Three’s A Crowd: Syrian Rebels, Government Forces, And Russian Militants Accused Of Deploying ‘Toxic Substances’ In Aleppo

 

Syrian rebels have accused the government, of embattled Syrian President, Bashar al-Assad of using poison gas against civilians in the north, while the government has instead accused the rebels of using chemical weapons themselves.

Russia is also denying claims from Syrian rebels and human rights groups that it was behind an alleged chlorine gas attack in the same area where a Russian helicopter was shot down the day before, according to a Russian state media report.

“I don’t have information; we don’t have information about how the operation is proceeding,” Russia’s TASS news agency reported Kremlin spokesman Dmitry Peskov as saying. “It is very hard to react to such information releases: it is not always clear what they are based on, what their sources are and so on.”

Aid workers in Syria’s war-ravaged northwest claimed that a helicopter dropped barrels of toxic gas on a town near the besieged city of Aleppo.

There has been no independent confirmation of any claim, however, the Russian military, as well as Russian news agency Interfax, has alleged that rebels in the Syrian city of Aleppo deployed the “toxic substances.”

Like Interfax, Syria’s state-run SANA news agency also reported that rebels were behind the attack in Aleppo. SANA’s report added that Mohamad Hazouri, Aleppo’s health director, put the death toll at eight and said victims reported breathing problems from the chlorine shells.

Russian Foreign Ministry official, Mikhail Ulyanov said he has appealed the chemical strikes to the Organization for the Prohibition of Chemical Weapons.

“We have accurate information that [rebels have] the relevant knowledge and even industrial capacity to produce chemical warfare agents,” Ulyanov said

Syrian neurologist Ibrahim al-Assad said he treated 16 of the 29 cases brought to his hospital in the rebel-held part of Syria.

Doctor al-Assad said first responders smelled the gas at the site of the bomb attack, which he described as a busy shopping area near an ice cream shop. Rebels and activists have reported chlorine gas attacks in the town before, but the lack of chemical labs or independent testers makes it difficult to verify these claims.

The head of the Russian military’s Reconciliation Center, at the Russian base in Syria, Lt. Gen. Sergei Chvarkov, said in a statement that the rebels struck a residential area in Aleppo with toxic substances, killing 7 and injuring 23. He said the Russian military had informed the U.S. about the incident.
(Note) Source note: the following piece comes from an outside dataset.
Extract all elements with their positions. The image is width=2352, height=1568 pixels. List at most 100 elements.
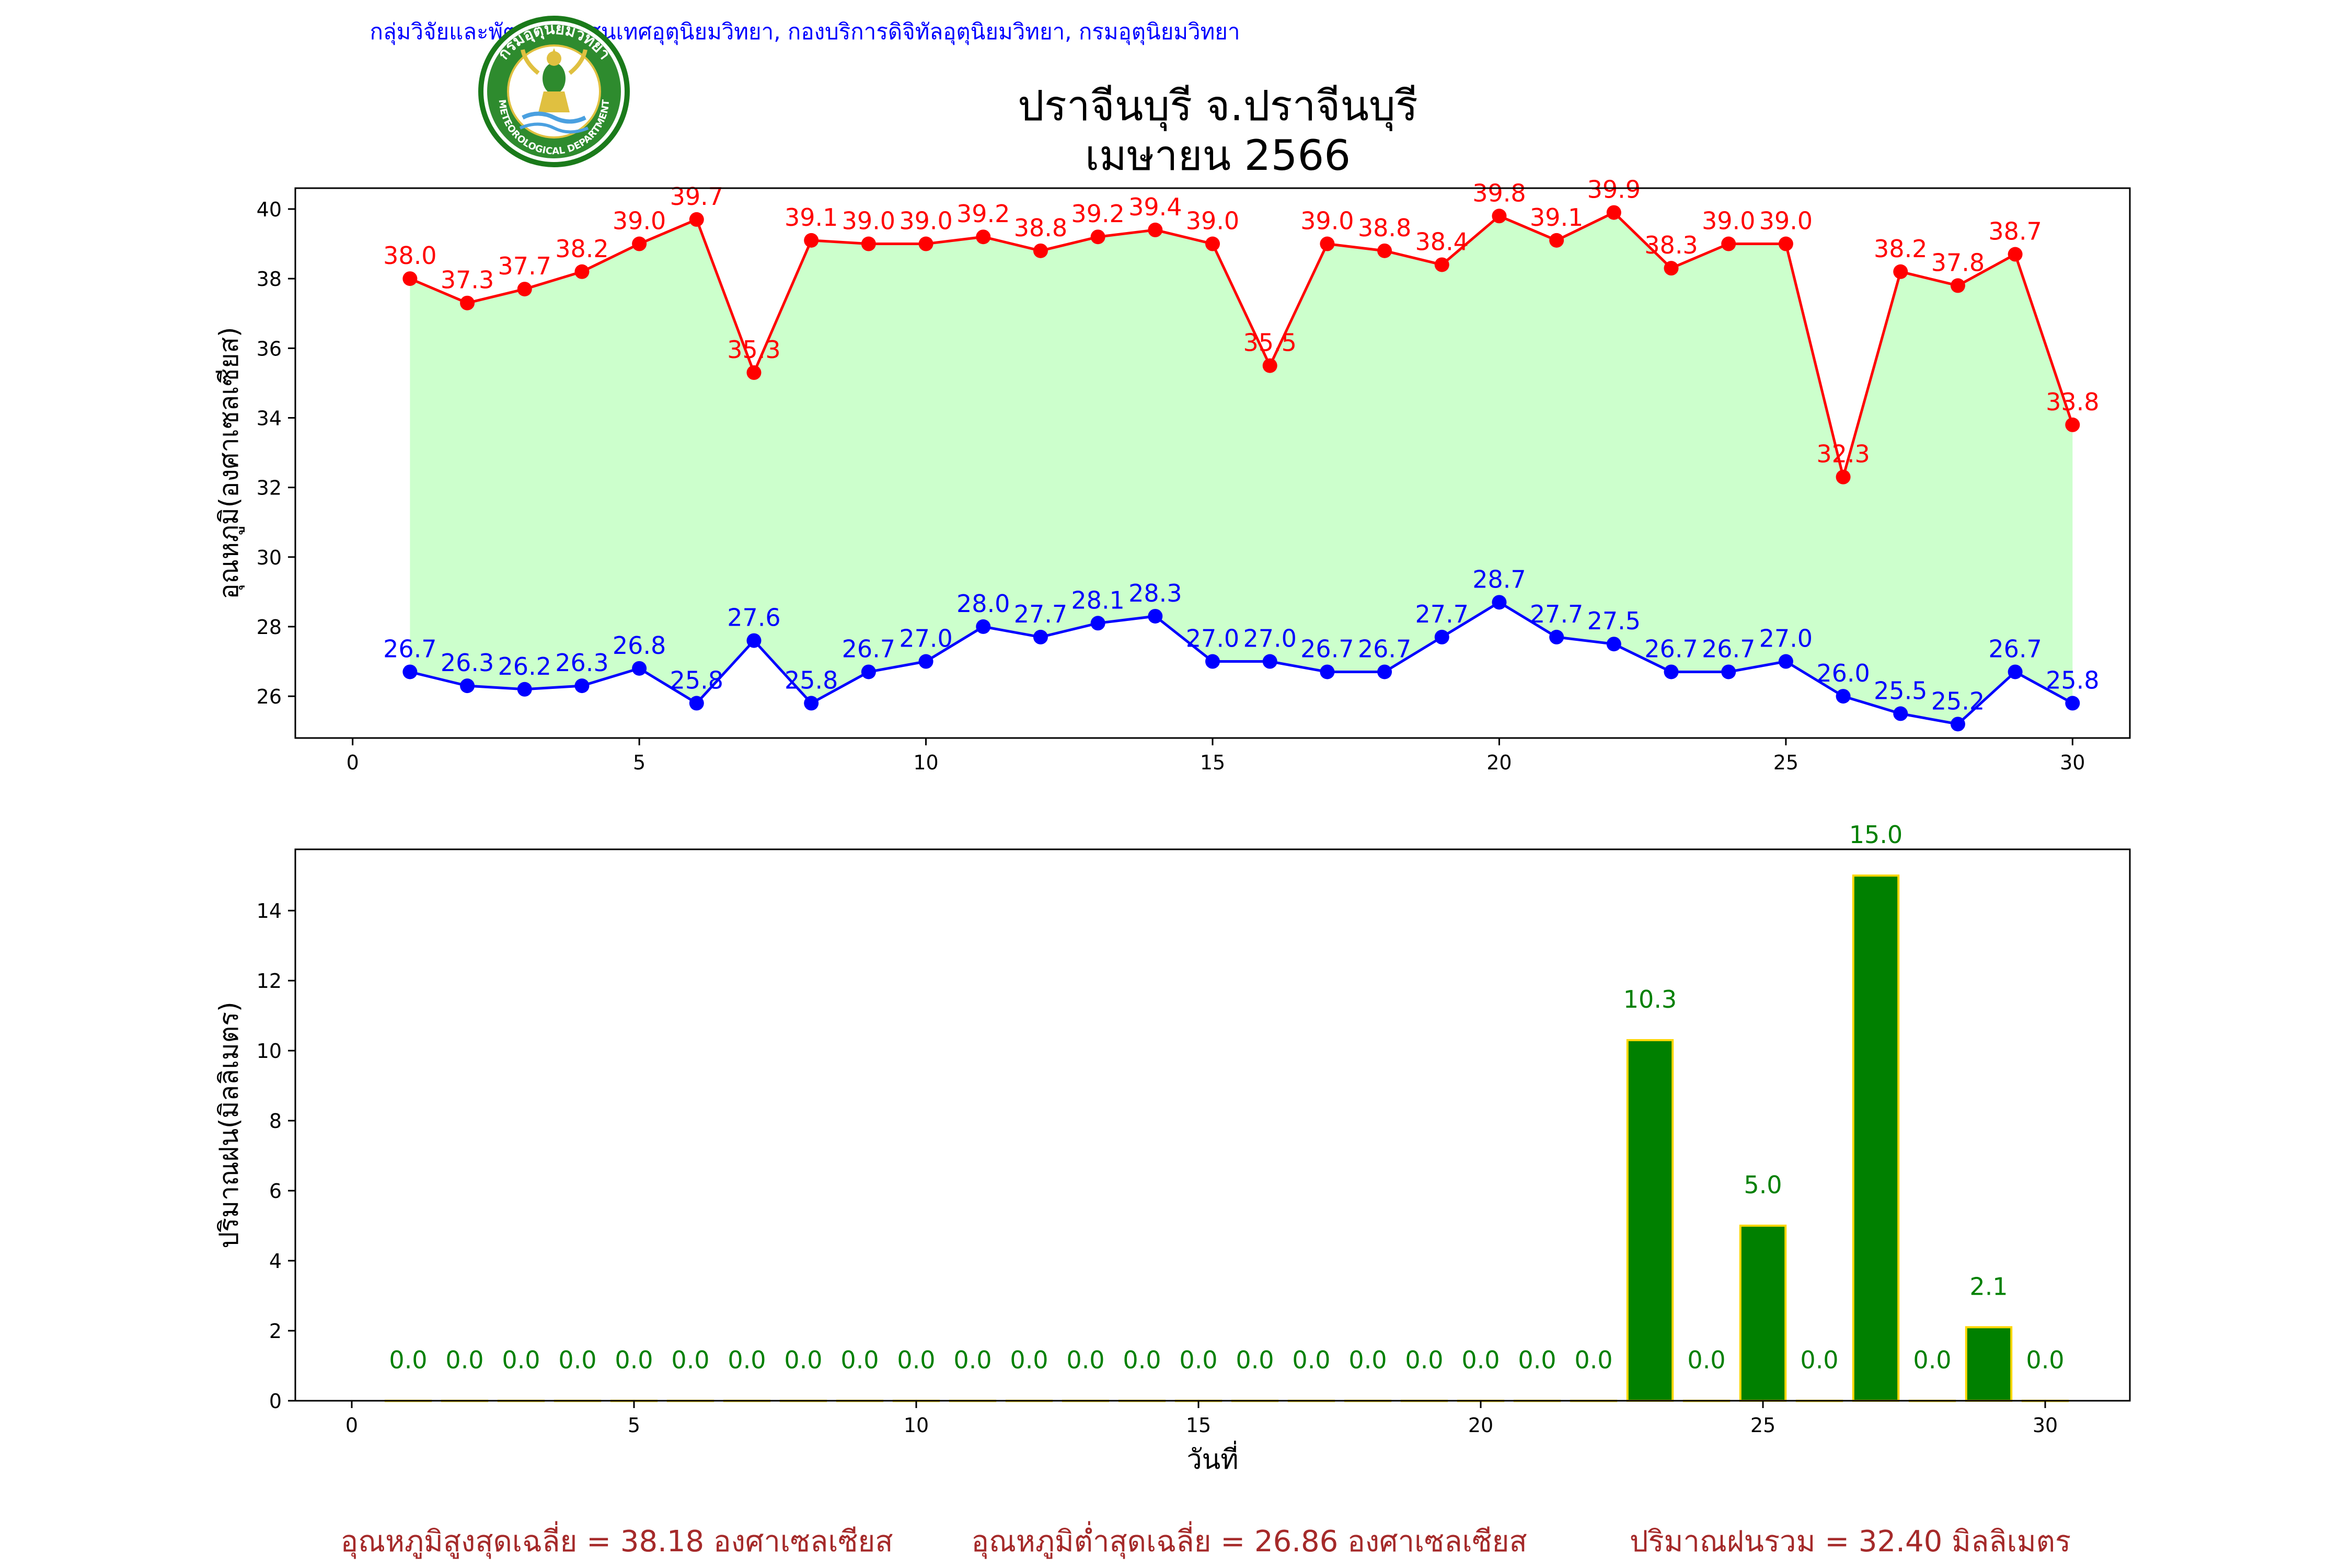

The Organization for the Prohibition of Chemical Weapons, OPCW, said in a statement that recent media reports that highlighted the possible use of chemical weapons in Syria are of great concern. It said the agency continues to examine any credible reports it receives regarding responsibility for the attacks, including pertinent information that might be shared by state parties to the Chemical Weapons Convention.

The Syrian government has repeatedly been accused of attacking rebels with crude chemical bombs.

Earlier this year, the Syrian-American Medical Society (SAMS) said chemical weapon attacks have killed nearly 1,500 people since civil war broke out in Syria more than five years ago. The SAMS report, released in March, documented 161 chemical attacks in Syria and linked the vast majority of them, and the resulting civilian casualties, to the Assad government.

Meanwhile, a major Syrian opposition announced that the government siege had finally been broken last week by rebels. Al Manar, the television station affiliated with the armed Lebanese group Hezbollah, which is fighting alongside the Syrian government forces, said “the rumours that the siege on the eastern neighbourhoods has been broken is entirely false” in a statement on its website.

It is expected to be decisive for the future of a city that was once a commercial heartland, but has been destroyed by five years of war.

About a quarter of a million civilians are living under siege since government forces cut them off last month. In the western, government-controlled areas, UNICEF said 25,000 people have been displaced and are taking shelter from intense fighting in mosques, university campuses, and public gardens.

The latest reports from the area are that the government, backed by Russian jets, has regained some ground. It is not clear exactly which territory has returned to government control. Russian and Syrian forces say they have been operating seven so-called humanitarian corridors, allowing hundreds of people to leave the besieged area peacefully. Russian state television aired pictures of civilians and fighters leaving as gunshots were fired and smoke was seen billowing over the city in the footage.

UNICEF’s regional director, Saad Houry said he is “extremely” concerned for the safety of children caught up in violence in the city, as they make up a third of the 300,000 residents trapped in besieged areas, and called for unhindered humanitarian access and for children to be protected.